Component versions bumps

Other changes

  • We have started to rewrite 5xx HTTP errors emitted by Cortex into non-retryable errors to allow larger-scale systems to recover from downtime. This is a significant change that demands discussion. Also see #1410 and #1409.
  • We updated a number of library dependencies across all components to address a variety of CVE scanner warnings.

Opstrace v2021.09.17

17 Sep 13:27
Compare
Choose a tag to compare

The full set of commits compared to the last release (v2021.08.13) is listed here.

What's new

  • We added an Integration for monitoring an external CockroachDB instance (#1321).
  • We started instrumenting the Opstrace controller software with Prometheus metrics (#1322) and added a corresponding dashboard (#1356).

Component versions bumps

Fixed and improved

Core:

  • We fixed a regression introduced in the last release as of which the Loki WebSocket endpoint for live-tailing logs was not available anymore (#1329). We also added a corresponding regression test.
  • We fixed a Loki query response latency regression on AWS by setting the EC2 instance option HttpPutResponseHopLimit from 1 (default) to 2. This is now done as part of the initial create, but also as part of upgrade. Note that the change applied during an upgrade does not persist when an EC2 instance is lost unexpectedly. At the heart of the issue was the aws-go-sdk taking around one minute for obtaining security credentials from the EC2 instance metadata service. It spent most of that time hopelessly retrying against a firewalling technique introduced in version 2 of the EC2 Instance Metadata Service. The full story is exciting and can be read in #1382. The debugging effort was motivated by an unstable test.
  • The custom Auth0 integration is now (hopefully) functional, via introduction of a new custom_auth0_domain install-time parameter (#1380, #1175).
  • A generic Kubernetes StatefulSet readiness check was improved for addressing an upgrade issue (#1296, #1294).
  • We tweaked the GRPC config used for Loki and Cortex components to reduce the likelihood for a ENHANCE_YOUR_CALM, debug data: too_many_pings error (#1362).
  • A number of system-internal alerts were tweaked (#1311, #1366, #1374, and others).
  • We started changing the approach for issuing per-tenant TLS certificates to allow for easier state changes after the initial creation (#1371, #923).

CLI:

  • opstrace create
    • GCP: the set of service connections is now logged before and after creation for enhanced debuggability (#1287).
  • opstrace destroy
    • GCP: the region to destroy in can now be specified via --region (#1291). Note that multi-region support for GCP is not yet properly tested.
    • GCP: global address teardown has been consolidated (#1320, #976).

UI:

  • Error handling improvements landed for:
    • login: better auto-healing of short transient issues around the flow-concluding HTTP POST request via the introduction of purpose-optimized retrying parameters (#1280).
    • authentication state inspection: the interaction with /_/auth/status is now more robust via a change in tooling and retrying parameters (#1282).
    • installing and uninstalling an Integration (#1295, #1209).
    • managing users and tenants (#1325, #1333, #1364, #1365, #1375, and others).
    • the YAML document download feature (#1324).
    • dark mode configuration (#1384).
  • The Cortex ingest URL on the Getting Started page was fixed (#1397).

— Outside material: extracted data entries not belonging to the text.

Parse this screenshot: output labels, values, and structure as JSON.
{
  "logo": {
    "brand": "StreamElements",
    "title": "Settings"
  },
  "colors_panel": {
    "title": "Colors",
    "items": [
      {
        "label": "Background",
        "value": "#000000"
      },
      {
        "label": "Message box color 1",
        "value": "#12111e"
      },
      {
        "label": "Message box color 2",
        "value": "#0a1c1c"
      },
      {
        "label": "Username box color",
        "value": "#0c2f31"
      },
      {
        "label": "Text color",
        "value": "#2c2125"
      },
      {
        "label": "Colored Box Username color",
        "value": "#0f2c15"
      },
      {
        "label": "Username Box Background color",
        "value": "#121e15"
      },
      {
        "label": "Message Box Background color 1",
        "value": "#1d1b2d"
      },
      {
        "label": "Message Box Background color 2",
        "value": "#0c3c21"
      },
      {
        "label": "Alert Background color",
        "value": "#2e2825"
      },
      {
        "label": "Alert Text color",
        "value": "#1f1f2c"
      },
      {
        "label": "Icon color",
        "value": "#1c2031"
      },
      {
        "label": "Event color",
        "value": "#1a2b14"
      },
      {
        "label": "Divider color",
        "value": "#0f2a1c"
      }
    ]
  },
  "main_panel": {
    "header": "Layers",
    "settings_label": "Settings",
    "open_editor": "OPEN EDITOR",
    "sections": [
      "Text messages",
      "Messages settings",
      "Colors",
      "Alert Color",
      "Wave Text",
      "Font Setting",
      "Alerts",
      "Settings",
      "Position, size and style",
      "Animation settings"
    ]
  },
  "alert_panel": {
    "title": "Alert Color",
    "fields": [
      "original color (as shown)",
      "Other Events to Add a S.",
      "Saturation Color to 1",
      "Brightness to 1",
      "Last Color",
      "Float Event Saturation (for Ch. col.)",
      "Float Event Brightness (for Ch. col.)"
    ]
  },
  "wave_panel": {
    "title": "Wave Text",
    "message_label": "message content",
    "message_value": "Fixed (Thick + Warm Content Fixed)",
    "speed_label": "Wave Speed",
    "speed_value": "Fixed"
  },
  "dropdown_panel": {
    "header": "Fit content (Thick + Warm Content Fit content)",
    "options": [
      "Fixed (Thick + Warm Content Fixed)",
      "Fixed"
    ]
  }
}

Developer experience and QA

This section does not aim for completeness. Yet, we'd like to point out some significant changes around developer experience and testing.

  • We observed, debugged, and fixed a bunch of non-trivial CI instabilities, and also addressed build job duration regressions (#1286, #1285).
  • test-remote: headless browser interaction now collects browser console contents for enhanced debuggability (#1282).
  • We moved to using Golang 1.17 (#1305). We also transitioned to using TypeScript 4.4.x. and also bumped a number of dev tools (#1303).
  • Looker, our Loki / Cortex testing and benchmarking tool, received saw significant development (#1310, #1315, #1353, #1361, #1363, #1370, #1377, #1389).

Opstrace v2021.08.13

13 Aug 15:33
Compare
Choose a tag to compare

The full set of commits compared to the last release (v2021.07.23) is listed here.

What's new

  • We integrated the opstrace/cortex-operator to manage the lifecycle of Cortex components in Opstrace. For now this is not expected to result in any user-facing behavioral change. However, it paves the pathway towards architectural consolidation and robustness.
  • Opstrace now comes with the Loki query frontend (#1140). From the Loki documentation: "One of the most important functions of the query frontend is the ability to split larger queries into smaller ones, execute them in parallel, and stitch the results back together."
  • The CLI now has an info command to inspect the version information of the various components an Opstrace instance is comprised of. Thanks to Eric Stroczynski for the contribution (#1047).
  • The Kubernetes Log Integration now supports container logs in both, the CRI/containerd format and in the dockerd format. A radio button was added to the UI for you to make a choice (#1141).
  • The UI now shows a dashboard for pod metrics from the Kubernetes Metrics Integration (#1077).

Component versions bumps

Security fixes

  • We fixed a vulnerability in the tenant API authenticator which allowed for cross-tenant data writing. Exploiting this required holding valid authentication proof for one of the tenants (#1144).
  • We fixed a vulnerability in the UI login where user information was consumed from a non-trustworthy part of the login HTTP request, instead of consuming it from a cryptographically signed artifact.

Fixed and improved

CLI:

  • opstrace create
    • Error handling around GCP service connection creation (between the Opstrace instance VPC and a Cloud SQL instance) was improved. This is to gain insight into how exactly the service connection creation may fail, and for better retrying (#1197).
    • For AWS, we added support for the ap-northeast-3 region and removed support for the cn-* regions because of instabilities and API discrepancies. Please chime in on #1202 if you have opinions on this topic.
  • opstrace destroy
    • GCP: we addressed a problem as of which DNS managed zones were not properly deleted (#1198).
  • opstrace upgrade
    • The command now exits early when the current and the new versions match (#1225).

UI:

  • Login:
    • The "Access Denied" page is now only shown when there is a factual lack of privilege. Previously, this page was erroneously shown for authentication issues and transient issues of various kinds as well as for internal server errors (#1272).
    • A new "Login Error" view was added for all login errors that are not related to a lack of privilege (#1272).
    • Client-side React state management around login was consolidated. This is to address a set of problems leading to the display of just a white screen upon or during login, a symptom frequently observed by users (#1115).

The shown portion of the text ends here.